Qīng xuán jì liàn tiě guàn hú shí (= 廣成儀制鐵鏆斛食全集) 青玄濟煉鐵罐斛食

The Complete Iron-Pot Food-of-Hu Ritual Programme of the Pure-Mystery Salvation-Refinement Tradition

(formal title in the source: 廣成儀制鐵鏆斛食全集 Guǎng chéng yí zhì tiě guàn hú shí quán jí — “The Complete Set of Iron-Pot Food-of-Hu Ritual under the Guǎng chéng Liturgical Codification”)

校輯 (collated and edited) by 武陽雲峯羽客陳仲遠 (陳仲遠 of Wǔyáng Yúnfēng — same author as KR5i0094 Yǎ yí jí; identified here as a yǔkè Daoist priest)
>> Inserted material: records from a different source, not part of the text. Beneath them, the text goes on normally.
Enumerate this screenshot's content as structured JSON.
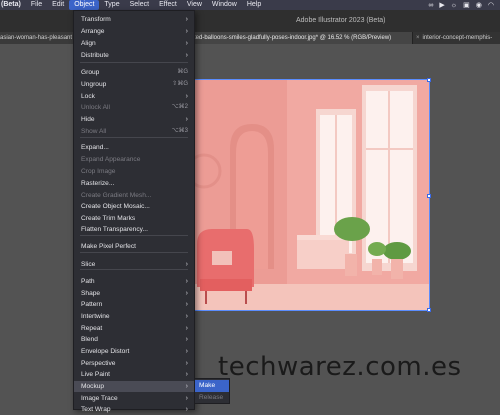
{
  "menubar": {
    "items": [
      {
        "label": "(Beta)"
      },
      {
        "label": "File"
      },
      {
        "label": "Edit"
      },
      {
        "label": "Object"
      },
      {
        "label": "Type"
      },
      {
        "label": "Select"
      },
      {
        "label": "Effect"
      },
      {
        "label": "View"
      },
      {
        "label": "Window"
      },
      {
        "label": "Help"
      }
    ],
    "status_icons": [
      "link-icon",
      "play-icon",
      "sun-icon",
      "image-icon",
      "camera-icon",
      "wifi-icon"
    ]
  },
  "window": {
    "title": "Adobe Illustrator 2023 (Beta)"
  },
  "tabs": [
    {
      "label": "asian-woman-has-pleasant"
    },
    {
      "label": "ted-balloons-smiles-gladfully-poses-indoor.jpg* @ 16.52 % (RGB/Preview)"
    },
    {
      "label": "interior-concept-memphis-"
    }
  ],
  "object_menu": {
    "items": [
      {
        "label": "Transform",
        "submenu": true
      },
      {
        "label": "Arrange",
        "submenu": true
      },
      {
        "label": "Align",
        "submenu": true
      },
      {
        "label": "Distribute",
        "submenu": true
      },
      {
        "label": "Group",
        "shortcut": "⌘G"
      },
      {
        "label": "Ungroup",
        "shortcut": "⇧⌘G"
      },
      {
        "label": "Lock",
        "submenu": true
      },
      {
        "label": "Unlock All",
        "shortcut": "⌥⌘2",
        "disabled": true
      },
      {
        "label": "Hide",
        "submenu": true
      },
      {
        "label": "Show All",
        "shortcut": "⌥⌘3",
        "disabled": true
      },
      {
        "label": "Expand..."
      },
      {
        "label": "Expand Appearance",
        "disabled": true
      },
      {
        "label": "Crop Image",
        "disabled": true
      },
      {
        "label": "Rasterize..."
      },
      {
        "label": "Create Gradient Mesh...",
        "disabled": true
      },
      {
        "label": "Create Object Mosaic..."
      },
      {
        "label": "Create Trim Marks"
      },
      {
        "label": "Flatten Transparency..."
      },
      {
        "label": "Make Pixel Perfect"
      },
      {
        "label": "Slice",
        "submenu": true
      },
      {
        "label": "Path",
        "submenu": true
      },
      {
        "label": "Shape",
        "submenu": true
      },
      {
        "label": "Pattern",
        "submenu": true
      },
      {
        "label": "Intertwine",
        "submenu": true
      },
      {
        "label": "Repeat",
        "submenu": true
      },
      {
        "label": "Blend",
        "submenu": true
      },
      {
        "label": "Envelope Distort",
        "submenu": true
      },
      {
        "label": "Perspective",
        "submenu": true
      },
      {
        "label": "Live Paint",
        "submenu": true
      },
      {
        "label": "Mockup",
        "submenu": true,
        "highlight": true
      },
      {
        "label": "Image Trace",
        "submenu": true
      },
      {
        "label": "Text Wrap",
        "submenu": true
      }
    ]
  },
  "mockup_submenu": {
    "items": [
      {
        "label": "Make",
        "active": true
      },
      {
        "label": "Release",
        "disabled": true
      }
    ]
  },
  "watermark": {
    "text": "techwarez.com.es"
  },
  "colors": {
    "accent": "#3b64c9",
    "selection": "#5a8dff",
    "menu_bg": "#2d2e34"
  }
}
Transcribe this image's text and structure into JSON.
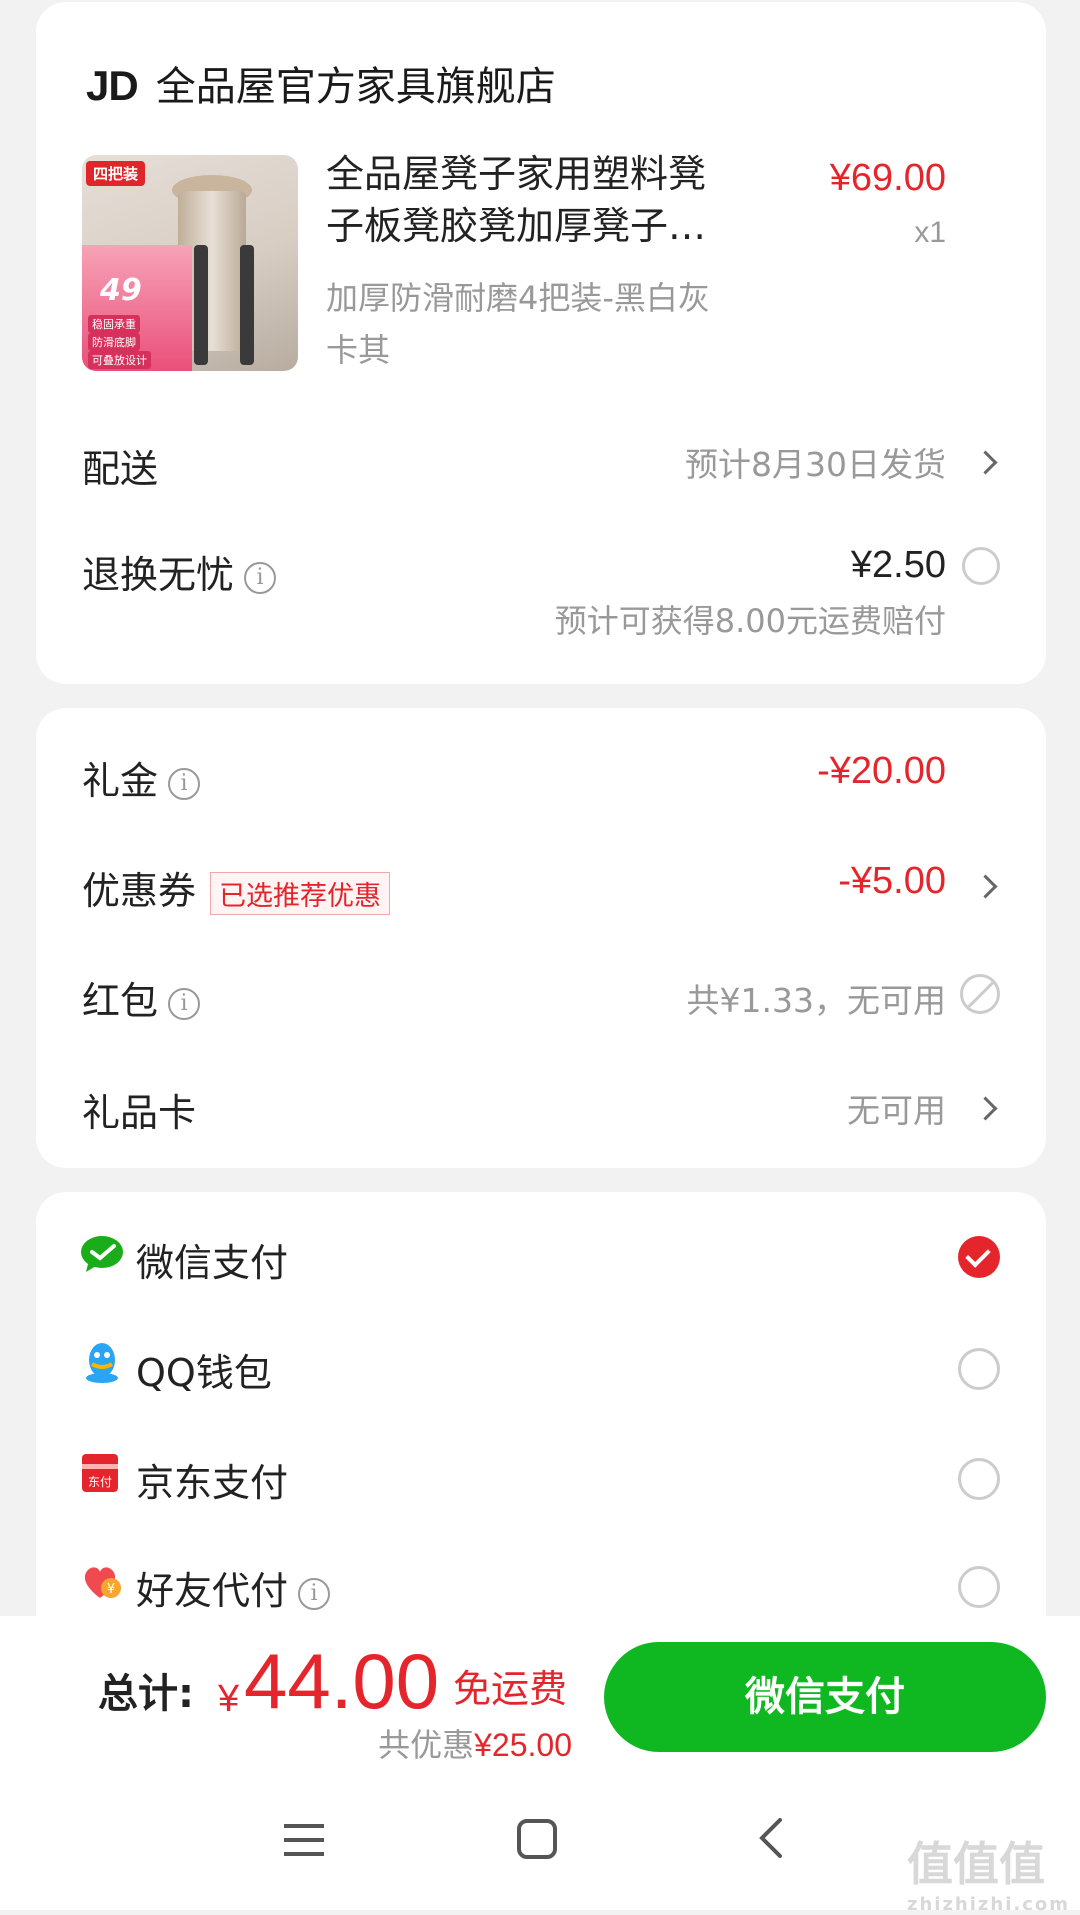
{
  "shop": {
    "logo": "JD",
    "name": "全品屋官方家具旗舰店"
  },
  "product": {
    "image_badge": "四把装",
    "image_price": "49",
    "image_tags": [
      "稳固承重",
      "防滑底脚",
      "可叠放设计"
    ],
    "name_line1": "全品屋凳子家用塑料凳",
    "name_line2": "子板凳胶凳加厚凳子…",
    "price": "¥69.00",
    "qty": "x1",
    "spec_line1": "加厚防滑耐磨4把装-黑白灰",
    "spec_line2": "卡其"
  },
  "delivery": {
    "label": "配送",
    "value": "预计8月30日发货"
  },
  "returns": {
    "label": "退换无忧",
    "price": "¥2.50",
    "note": "预计可获得8.00元运费赔付"
  },
  "discounts": {
    "gift_money": {
      "label": "礼金",
      "value": "-¥20.00"
    },
    "coupon": {
      "label": "优惠券",
      "tag": "已选推荐优惠",
      "value": "-¥5.00"
    },
    "red_packet": {
      "label": "红包",
      "value": "共¥1.33，无可用"
    },
    "gift_card": {
      "label": "礼品卡",
      "value": "无可用"
    }
  },
  "payments": [
    {
      "label": "微信支付",
      "icon": "wechat-icon",
      "selected": true
    },
    {
      "label": "QQ钱包",
      "icon": "qq-icon",
      "selected": false
    },
    {
      "label": "京东支付",
      "icon": "jd-pay-icon",
      "selected": false
    },
    {
      "label": "好友代付",
      "icon": "friend-pay-icon",
      "selected": false
    }
  ],
  "footer": {
    "total_label": "总计:",
    "currency": "¥",
    "total": "44.00",
    "shipping": "免运费",
    "saved_prefix": "共优惠",
    "saved_value": "¥25.00",
    "pay_button": "微信支付"
  },
  "watermark": {
    "text": "值值值",
    "sub": "zhizhizhi.com"
  },
  "colors": {
    "accent_red": "#e4262c",
    "wechat_green": "#0fb820",
    "background": "#f2f2f2"
  }
}
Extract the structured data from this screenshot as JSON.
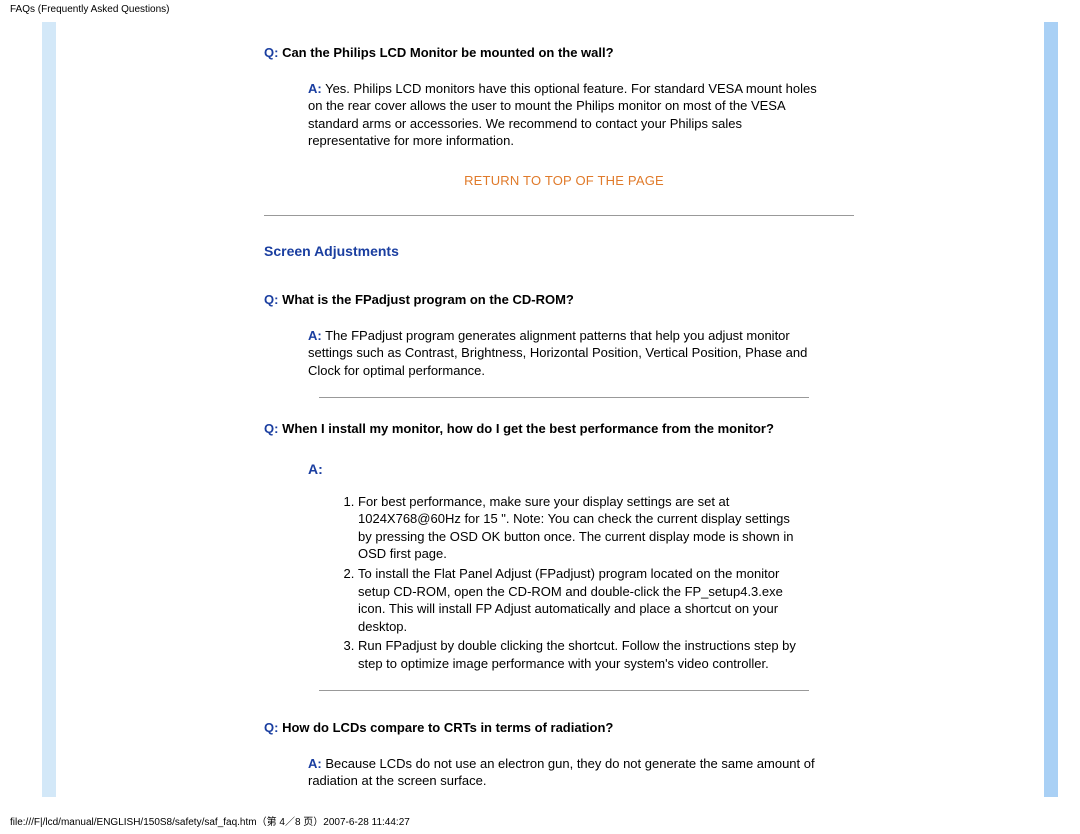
{
  "header": {
    "title": "FAQs (Frequently Asked Questions)"
  },
  "faq1": {
    "q_label": "Q:",
    "q_text": " Can the Philips LCD Monitor be mounted on the wall?",
    "a_label": "A:",
    "a_text": " Yes. Philips LCD monitors have this optional feature. For standard VESA mount holes on the rear cover allows the user to mount the Philips monitor on most of the VESA standard arms or accessories. We recommend to contact your Philips sales representative for more information."
  },
  "return_link": "RETURN TO TOP OF THE PAGE",
  "section2": {
    "title": "Screen Adjustments"
  },
  "faq2": {
    "q_label": "Q:",
    "q_text": " What is the FPadjust program on the CD-ROM?",
    "a_label": "A:",
    "a_text": " The FPadjust program generates alignment patterns that help you adjust monitor settings such as Contrast, Brightness, Horizontal Position, Vertical Position, Phase and Clock for optimal performance."
  },
  "faq3": {
    "q_label": "Q:",
    "q_text": " When I install my monitor, how do I get the best performance from the monitor?",
    "a_label": "A:",
    "steps": [
      "For best performance, make sure your display settings are set at 1024X768@60Hz for 15 \". Note: You can check the current display settings by pressing the OSD OK button once. The current display mode is shown in OSD first page.",
      "To install the Flat Panel Adjust (FPadjust) program located on the monitor setup CD-ROM, open the CD-ROM and double-click the FP_setup4.3.exe icon. This will install FP Adjust automatically and place a shortcut on your desktop.",
      "Run FPadjust by double clicking the shortcut. Follow the instructions step by step to optimize image performance with your system's video controller."
    ]
  },
  "faq4": {
    "q_label": "Q:",
    "q_text": " How do LCDs compare to CRTs in terms of radiation?",
    "a_label": "A:",
    "a_text": " Because LCDs do not use an electron gun, they do not generate the same amount of radiation at the screen surface."
  },
  "footer": {
    "text": "file:///F|/lcd/manual/ENGLISH/150S8/safety/saf_faq.htm（第 4／8 页）2007-6-28 11:44:27"
  }
}
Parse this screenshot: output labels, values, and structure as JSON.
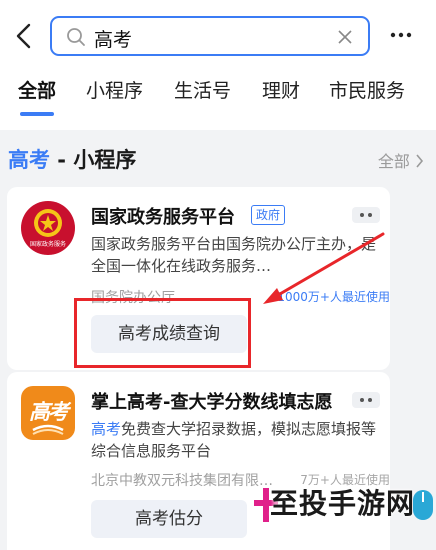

A liturgical text of the Tàiyǐ jiùkǔ tiānzūn (Pure-Mystery / 青華) tradition — specifically the jì liàn 濟煉 (salvation-and-refinement) ritual of feeding-the-hungry-ghosts, paralleling the Buddhist yúqié yànkǒu 瑜伽焰口 (Yoga Flaming-Mouth) rite. The text is part of the broader Guǎng chéng yí zhì 廣成儀制 — the systematic liturgical codification of late-imperial Sìchuān Daoism attributed to Du Guāngtíng 杜光庭 (850–933, the late-Tang Daoist liturgist), but in fact substantially elaborated in the late-imperial era by Sìchuān Daoists. The text is one of the most important jì liàn (salvation-refinement) liturgies of Sìchuān Daoism and remains in active liturgical use.

Prefaces

The text opens directly with the Shàng xiāng cān guǐ wáng (offering-incense and revering-the-ghost-king) section: “The feast opens, the salvation-and-refinement, expounding the mystery-chapter; the treasure-tripod first-burns the wonderful-cavern incense; facing-imagining the Green-Palace, frequently saluting-and-petitioning; wishing along the cloud-path the immortal-procession descends. — Silently moving one sincerity; first chanting the Three Salutations.

Abstract

A core liturgical text of late-imperial Sìchuān Daoism, in the Guǎngchéng yí zhì codification, edited by Chén Zhòngyuǎn of Wǔyáng / Yúnfēng — i.e., the same Sìchuān huángguān whose Yǎ yí jí is preserved at KR5i0094. The text is one of the principal documents of the Wǔyáng / Yúnfēng Sìchuān Daoist circle that produced the post-1809 DZJY supplement.

Translations and research

  • For the Guǎng chéng yí zhì tradition see Olles, Ritual Words (2013); Esposito, Facets of Qing Daoism (2014).
  • For yú-qié yàn-kǒu and its Daoist parallels see Strickmann, Mantras et mandarins (Gallimard 1996).
  • For the Tài-yǐ jiù-kǔ tradition see 青華上帝.